Si vous ne connaissez pas encore le studio luxembourgeois Skill Lab, mémorisez-le. Outre l’avant-première mondiale de leur expérience OTO’S PLANET au festival d’Annecy en Compétition, Gwenael François et Julien Becker ont participé à la production de MAMIE LOU (Isabelle Andreani, produit par Small Creative) et sont en plein développement de TACHYCHRONIE – notamment présenté au dernier GIFF 2023. On en oublierait presque qu’ERRANCES est actuellement présenté en festivals ou à La Maison d’Ailleurs en Suisse, au sein de l’exposition “Une autre vie ?”.
Skill Lab est donc pleinement occupé en ce printemps 2024, et a raison. OTO’S PLANET est un formidable court métrage de science-fiction, plein de dérision et d’humour, qui est un vrai bac-à-sable créatif pour le spectateur. On peut à volonté naviguer dans l’expérience, faire tourner la petite planète où vit le héros pour suivre l’action, sans pour autant perdre une miette d’une histoire forte en rebondissement. Un vrai coup de cœur qui vous fera penser au Petit Prince 20 ans plus tard, avec une immersion savamment réfléchie.

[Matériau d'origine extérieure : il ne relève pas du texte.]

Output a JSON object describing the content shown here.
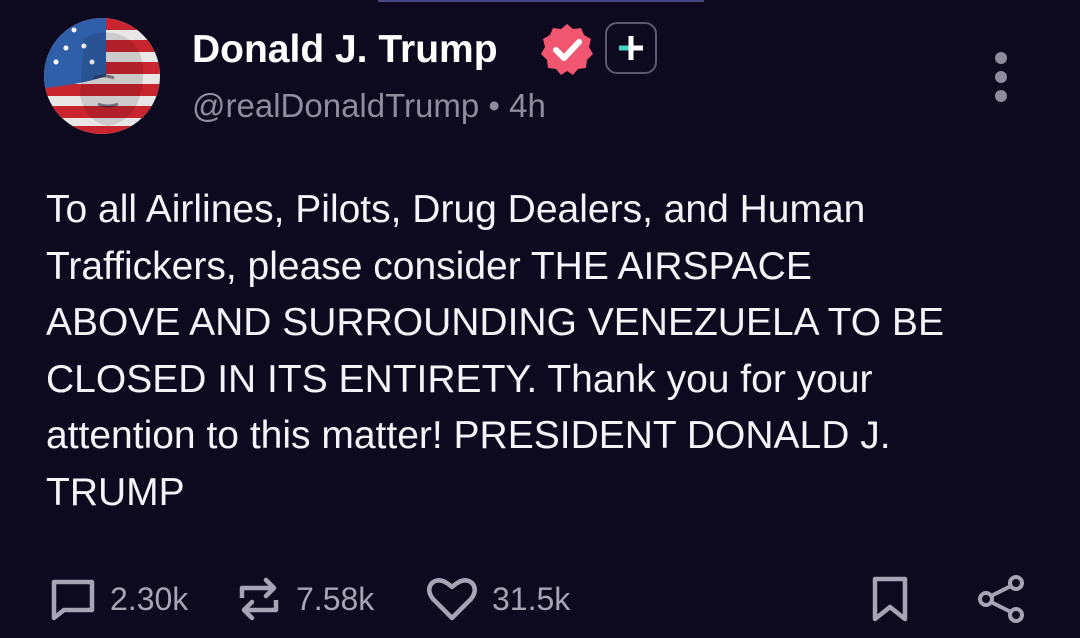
{
  "author": {
    "display_name": "Donald J. Trump",
    "handle": "@realDonaldTrump",
    "separator": "•",
    "time_ago": "4h",
    "avatar_icon": "flag-portrait-avatar",
    "verified_icon": "verified-badge-icon",
    "plus_icon": "plus-badge-icon"
  },
  "post": {
    "lines": [
      "To all Airlines, Pilots, Drug Dealers, and Human",
      "Traffickers, please consider THE AIRSPACE",
      "ABOVE AND SURROUNDING VENEZUELA TO BE",
      "CLOSED IN ITS ENTIRETY. Thank you for your",
      "attention to this matter! PRESIDENT DONALD J.",
      "TRUMP"
    ]
  },
  "actions": {
    "reply_count": "2.30k",
    "repost_count": "7.58k",
    "like_count": "31.5k"
  },
  "colors": {
    "background": "#0d0a1f",
    "text": "#f4f3f8",
    "muted": "#8f8c9e",
    "verified": "#f0566f",
    "plus_accent": "#46d4c2"
  }
}
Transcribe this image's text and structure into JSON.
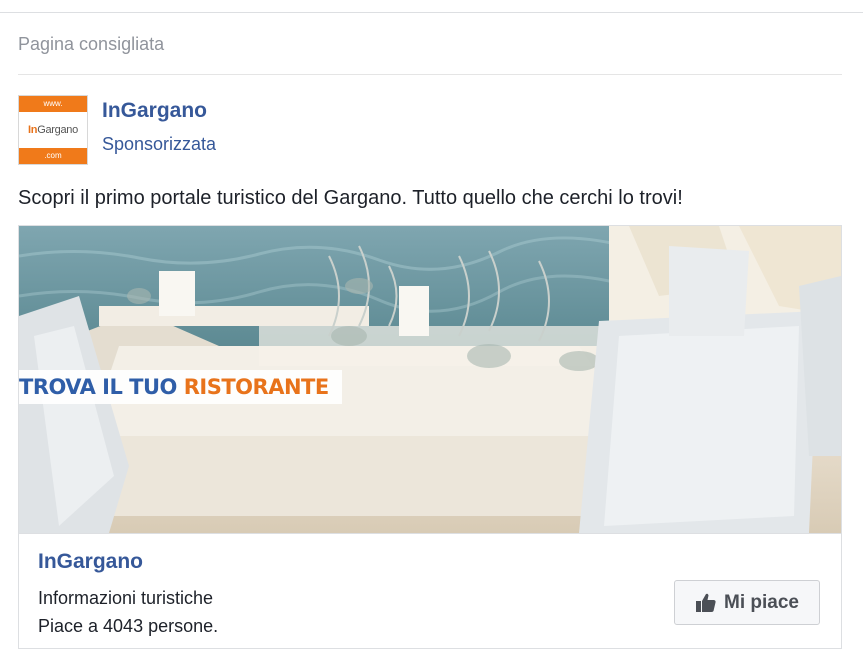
{
  "section": {
    "title": "Pagina consigliata"
  },
  "logo": {
    "top_text": "www.",
    "brand_prefix": "In",
    "brand_suffix": "Gargano",
    "bottom_text": ".com",
    "brand_color": "#e8731b"
  },
  "post": {
    "page_name": "InGargano",
    "sponsored_label": "Sponsorizzata",
    "text": "Scopri il primo portale turistico del Gargano. Tutto quello che cerchi lo trovi!"
  },
  "media": {
    "banner_part1": "TROVA IL TUO ",
    "banner_part2": "RISTORANTE",
    "banner_blue": "#2f5ea8",
    "banner_orange": "#e8731b"
  },
  "footer": {
    "page_name": "InGargano",
    "category": "Informazioni turistiche",
    "likes": "Piace a 4043 persone.",
    "like_button_label": "Mi piace",
    "like_icon": "thumbs-up-icon"
  },
  "colors": {
    "link_blue": "#365899",
    "text": "#1d2129",
    "muted": "#90949c"
  }
}
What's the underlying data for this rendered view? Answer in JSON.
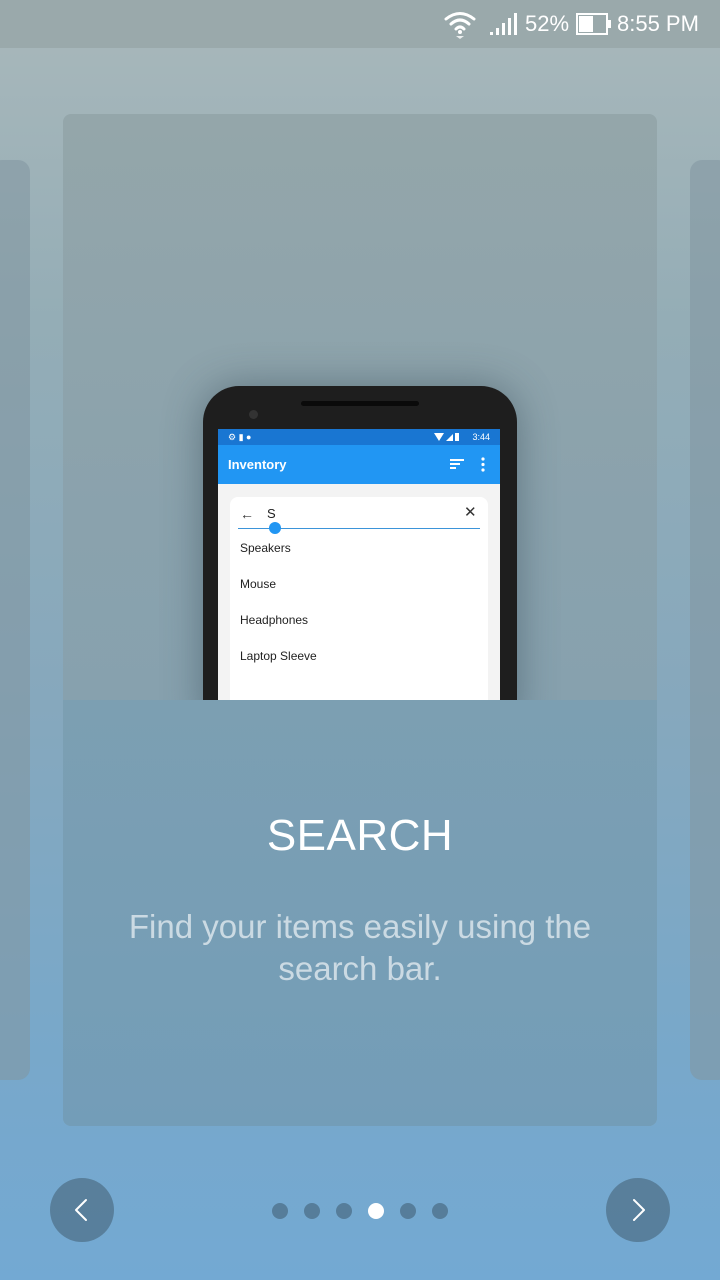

Décryptage de cette aventure qui fait du bien, et qui surprend, avec son réalisateur Gwenael François et le producteur Julien Becker. OTO’S PLANET est une production Skill Lab, coproduite par Dpt. pour le Canada et Small Creative pour la France.
Skill Lab, qui êtes-vous ?
Gwenael François – Skill Lab existe depuis 12 ans. Avec Julien (Becker), nous sommes un duo de producteurs-réalisateurs dédiés à la fiction avant tout. Nous avons réalisé quelques publicités ou films institutionnels, mais désormais nous nous focalisons sur la fiction pour le cinéma et la XR, avec chacun ses propres projets comme auteurs. Personnellement je m’intéresse au champ des nouvelles écritures et de l’immersif, depuis les prémices de la VR il y a dix ans. Passé la découverte, et ayant vu beaucoup de projets, nous avons beaucoup réfléchi au film VR en images réelles. La qualité était souvent déceptive, les caméras ne permettant pas de concurrencer réellement le cinéma et nous n’avons pas franchi le pas de la réalisation.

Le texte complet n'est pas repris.